V. 6 assumes that water already existed. God makes land but isn’t said to make the waters on the second day. What was needed on the second day was the creation of land in the midst of the existing water.
This is a reference back to v. 2 “the deep” and “the face of the waters.” There was water before there was light.
If Genesis pictures the world as a sea covered in darkness before the word of God entered to transform emptiness and voidness into a Temple for the Almighty, then it makes sense to see the sea as a God-less remnant left over from God’s Creation.
As John Walton explains,
If the text were going to talk about the manufacture of matter, it would begin when no matter existed. But since, as we have seen, it intends to talk about bringing the cosmos into existence by organizing and assigning roles and functions—that is, by bringing order to chaos—it will start with the cosmos in a chaotic state. That is just what it does. James Barr puts it this way: “Genesis is interested in an organized world, as against a chaotic world, and not in the metaphysical question of something against nothing.”
In the ancient Near East the existence of chaos was a central concern. Within the cosmos, the raging sea and darkness are the forces of chaos.
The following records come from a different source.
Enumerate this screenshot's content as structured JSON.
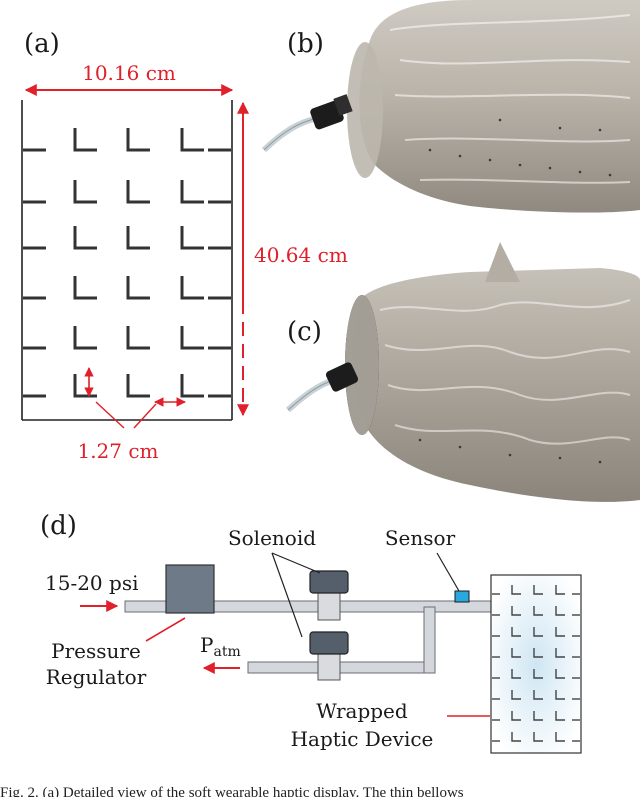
{
  "panels": {
    "a": "(a)",
    "b": "(b)",
    "c": "(c)",
    "d": "(d)"
  },
  "dimensions": {
    "width": "10.16 cm",
    "height": "40.64 cm",
    "spacing": "1.27 cm"
  },
  "schematic": {
    "input_pressure": "15-20 psi",
    "solenoid": "Solenoid",
    "sensor": "Sensor",
    "regulator_line1": "Pressure",
    "regulator_line2": "Regulator",
    "atm_base": "P",
    "atm_sub": "atm",
    "device_line1": "Wrapped",
    "device_line2": "Haptic Device"
  },
  "colors": {
    "accent": "#e0202a",
    "regulator": "#6f7a88",
    "solenoid": "#555e6b",
    "sensor": "#29a8e0",
    "tube": "#d4d7dc",
    "photo_bg": "#9a948b"
  },
  "caption": "Fig. 2.   (a) Detailed view of the soft wearable haptic display. The thin bellows"
}
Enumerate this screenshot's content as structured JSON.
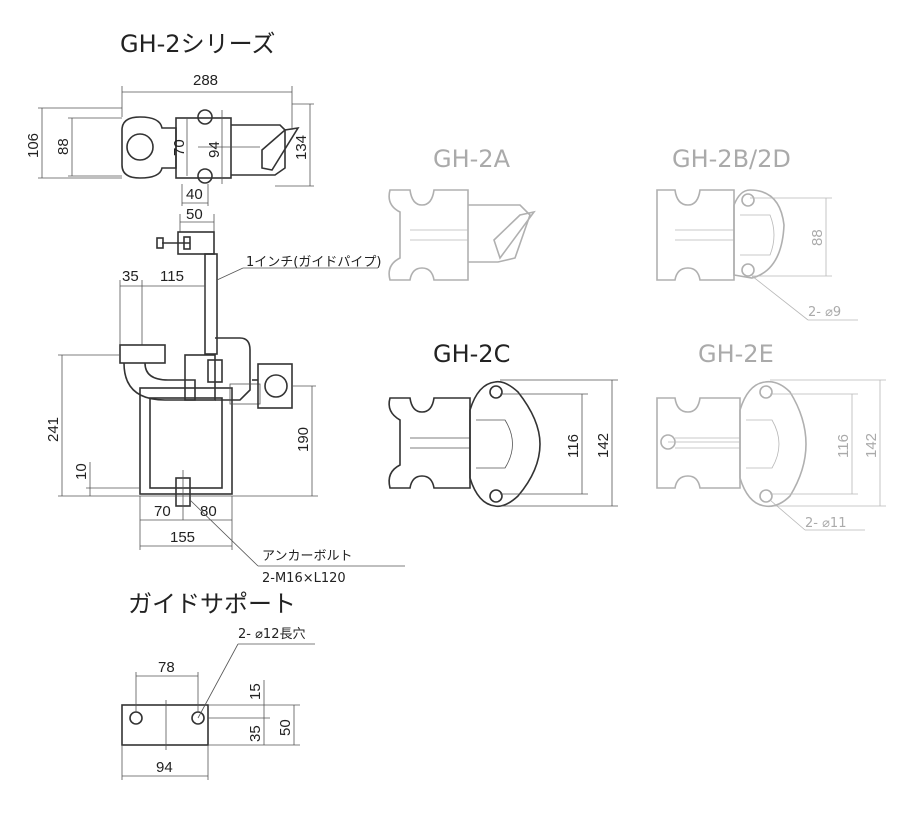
{
  "titles": {
    "series": "GH-2シリーズ",
    "gh2a": "GH-2A",
    "gh2bd": "GH-2B/2D",
    "gh2c": "GH-2C",
    "gh2e": "GH-2E",
    "guide_support": "ガイドサポート"
  },
  "notes": {
    "pipe": "1インチ(ガイドパイプ)",
    "anchor_line1": "アンカーボルト",
    "anchor_line2": "2-M16×L120",
    "hole_b": "2- ⌀9",
    "hole_e": "2- ⌀11",
    "slot": "2- ⌀12長穴"
  },
  "dims": {
    "top_width": "288",
    "top_h_outer": "106",
    "top_h_inner": "88",
    "top_70": "70",
    "top_94": "94",
    "top_134": "134",
    "top_40": "40",
    "w50": "50",
    "d35": "35",
    "d115": "115",
    "h241": "241",
    "h10": "10",
    "h190": "190",
    "b70": "70",
    "b80": "80",
    "b155": "155",
    "b_88": "88",
    "c116": "116",
    "c142": "142",
    "e116": "116",
    "e142": "142",
    "s78": "78",
    "s15": "15",
    "s35": "35",
    "s50": "50",
    "s94": "94"
  },
  "colors": {
    "line": "#333333",
    "faded": "#b0b0b0"
  }
}
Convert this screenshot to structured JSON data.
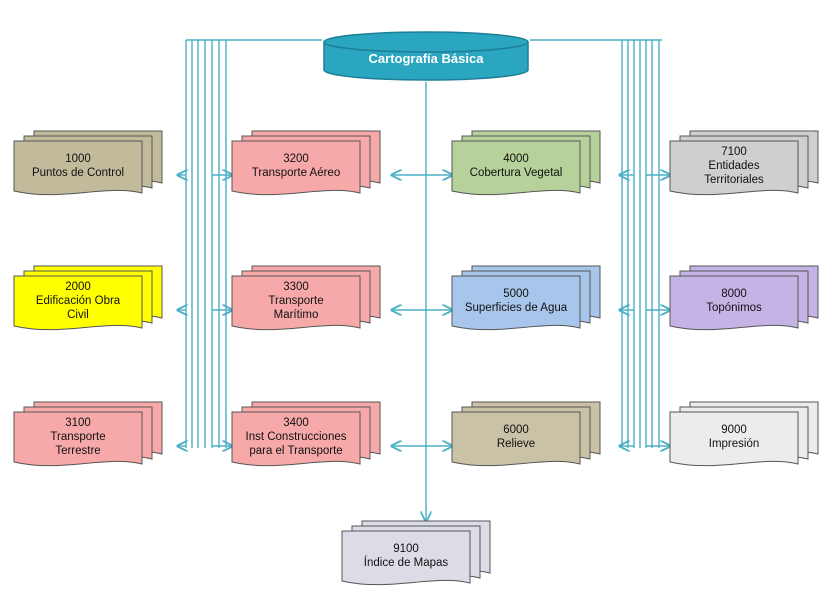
{
  "root": {
    "label": "Cartografía Básica",
    "fill": "#2aa6c0"
  },
  "line_color": "#4bb0c6",
  "nodes": [
    {
      "id": "n1000",
      "code": "1000",
      "lines": [
        "Puntos de Control"
      ],
      "fill": "#c2bb9b"
    },
    {
      "id": "n2000",
      "code": "2000",
      "lines": [
        "Edificación Obra",
        "Civil"
      ],
      "fill": "#ffff00"
    },
    {
      "id": "n3100",
      "code": "3100",
      "lines": [
        "Transporte",
        "Terrestre"
      ],
      "fill": "#f7a9a9"
    },
    {
      "id": "n3200",
      "code": "3200",
      "lines": [
        "Transporte Aéreo"
      ],
      "fill": "#f7a9a9"
    },
    {
      "id": "n3300",
      "code": "3300",
      "lines": [
        "Transporte",
        "Marítimo"
      ],
      "fill": "#f7a9a9"
    },
    {
      "id": "n3400",
      "code": "3400",
      "lines": [
        "Inst Construcciones",
        "para el Transporte"
      ],
      "fill": "#f7a9a9"
    },
    {
      "id": "n4000",
      "code": "4000",
      "lines": [
        "Cobertura Vegetal"
      ],
      "fill": "#b7d19a"
    },
    {
      "id": "n5000",
      "code": "5000",
      "lines": [
        "Superficies de Agua"
      ],
      "fill": "#a8c5ec"
    },
    {
      "id": "n6000",
      "code": "6000",
      "lines": [
        "Relieve"
      ],
      "fill": "#c9c2a6"
    },
    {
      "id": "n7100",
      "code": "7100",
      "lines": [
        "Entidades",
        "Territoriales"
      ],
      "fill": "#cfcfcf"
    },
    {
      "id": "n8000",
      "code": "8000",
      "lines": [
        "Topónimos"
      ],
      "fill": "#c6b3e6"
    },
    {
      "id": "n9000",
      "code": "9000",
      "lines": [
        "Impresión"
      ],
      "fill": "#ececec"
    },
    {
      "id": "n9100",
      "code": "9100",
      "lines": [
        "Índice de Mapas"
      ],
      "fill": "#dcdce6"
    }
  ]
}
Walton, John H. (2011-01-04). Genesis (The NIV Application Commentary) (Kindle Locations 1409-1414). Zondervan. Kindle Edition.
The three “chaotic” elements of verse 2 (formless earth, darkness, and watery deep) are not negative realities, but ambiguous ones. They should not be seen as sinister, nihilating, demonic powers and therefore, in Gerhard von Rad’s phrase, as “simply the threat to everything he created.” Nor should they be seen, in Brevard Childs’ words, as “a chaotic condition existing independently of God’s creative activity,” an activity “over against the chaos.” There is certainly no exegetical justification for Karl Barth’s proposal that this should be understood as das Nichtige, a nothingness which “has as such its own being, albeit malignant and perverse … which God does not will … [but which] lives only by the fact that it is that which God does not will…. It is a mere travesty of the universe … which opposes God and tempts and threatens His creature.” The sheer tranquillity of the account belies this approach.
There is nothing sinister or menacing about this chaos in Genesis; it is simply the indication that God has not yet done his work.
Walton, John H. (2011-01-04). Genesis (The NIV Application Commentary) (Kindle Locations 1437-1445). Zondervan. Kindle Edition.
Thus, by declaring that there will be no sea and no darkness, John is saying that the new creation will be purged not only of evil but chaos. Everything that remains will serve God’s purposes and shine with his glory. All will be designed and re-created to bring about worship to God.